Il faut préciser que nos équipes ne sont pas habituées à prendre en charge de tels soins, et que cela a été assez surprenant et choquant pour les volontaires qui les ont soignés. Et il n’y a, bien entendu, toujours pas de service ou poste de secours avancé mis en place par les autorités. A ce moment-là les accès sont toujours bloqués par les FDO, nous devons être à peu près 1500 personnes sur site. Personne ne rentre, mais personne ne peut sortir non plus, sauf à pied à travers champs…

Vers 10h30. Eric Bergeot, le référent national des fêtes amateures organisées par les jeunes, cherche à joindre Techno+. Il nous invite à rappeler le sous-préfet, M. Ranchère, qui ne voulait pas nous répondre jusque-là. Ce dernier nous ignorait, souhaitant s’entretenir avec une “association sérieuse”.
La présidente de Techno+ le rappelle. La conversation n’est pas très agréable, “maintenant qu’on est là”, il demande un état des lieux …

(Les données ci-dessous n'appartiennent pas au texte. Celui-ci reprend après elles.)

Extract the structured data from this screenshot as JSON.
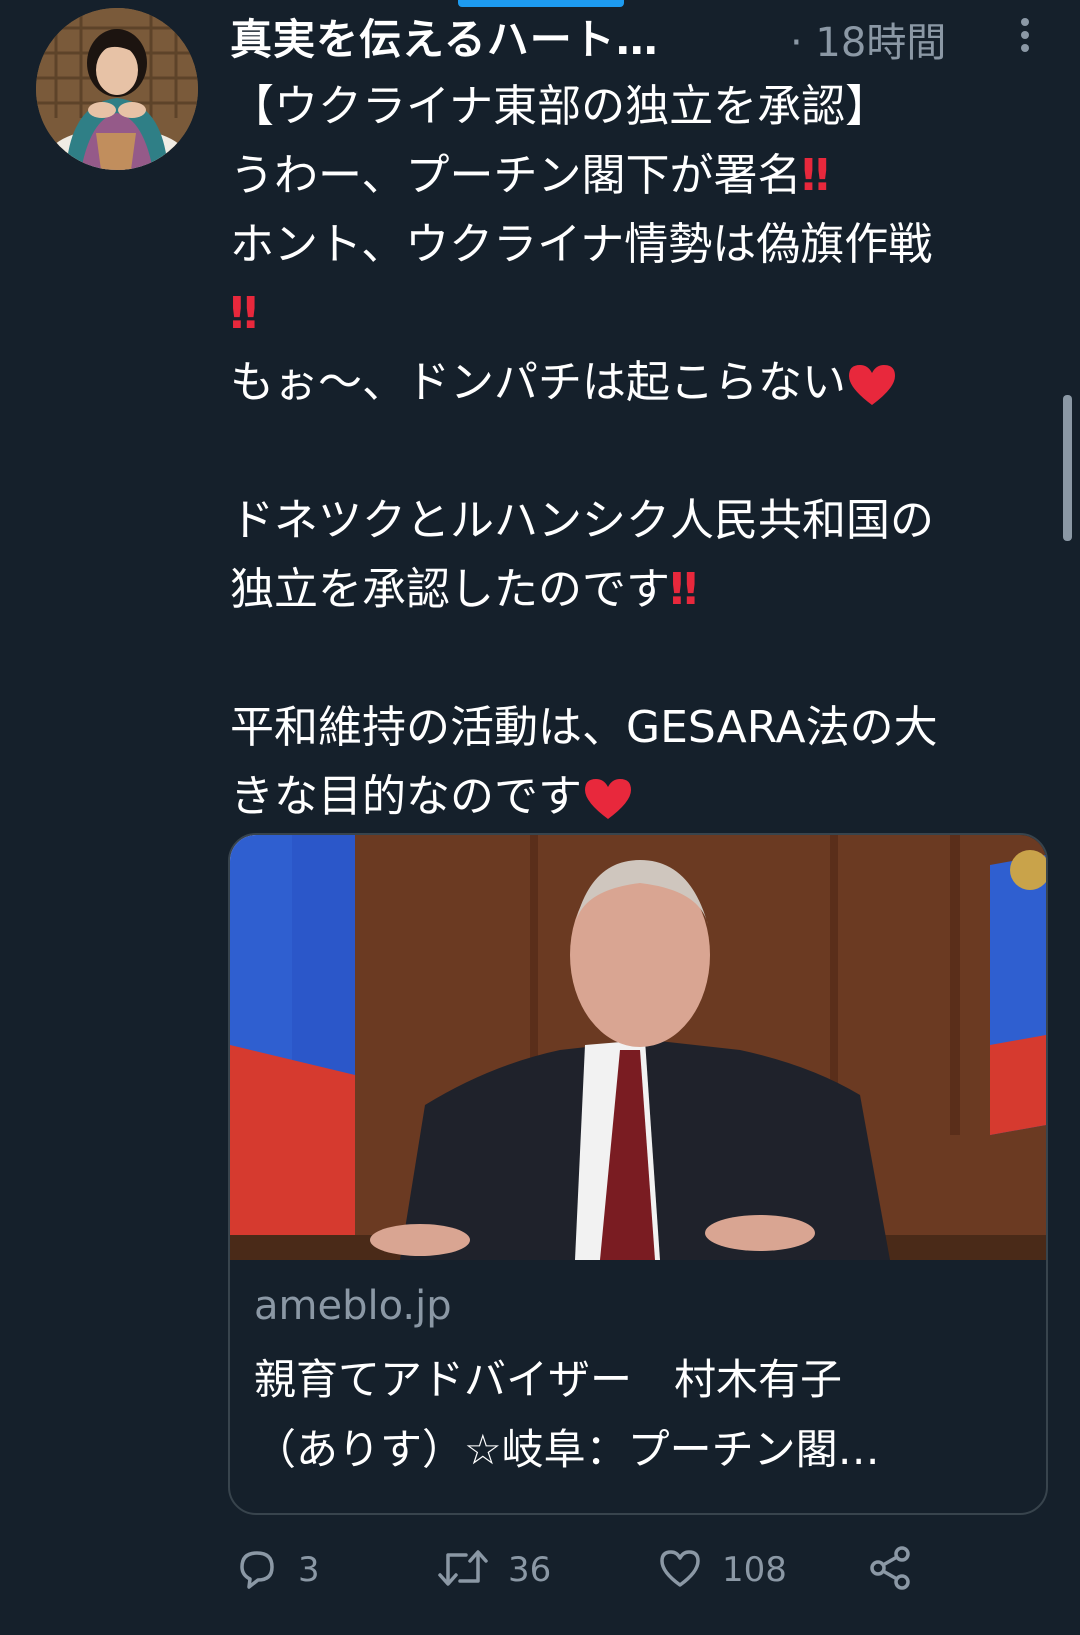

La seule chose qui intéressait M. Ranchère, c’était de savoir quand les participants partiraient comme s’il ignorait que les accès étaient bloqués par les forces de l’ordre dans les deux sens. Nous lui répondons qu’au vu des personnes blessées, de la fatigue et la mutilation dramatique survenue durant la nuit, les gens allaient avoir besoin d’un peu de temps pour se reposer avant de prendre la route, et qu’il ne fallait plus de violences. Il nous assure que c’est aussi sa priorité et il se met à insister sur l’importance des secours et de l’évacuation des blessés. Nous lui rappelons, poliment, que nous mettre la pression sur ce détail est un peu mal venu sachant que depuis la nuit dernière nous tentons de faire venir les secours. A notre question pleine d’espoir : “Mais du coup, qui pouvons-nous appeler ? Quelles équipes sont présentes à l’extérieur ? »
Il nous répondra : “Et bien, je ne sais pas encore, c’est encore en discussion…”
Il est midi, or il y a des blessés depuis depuis 23h, la veille.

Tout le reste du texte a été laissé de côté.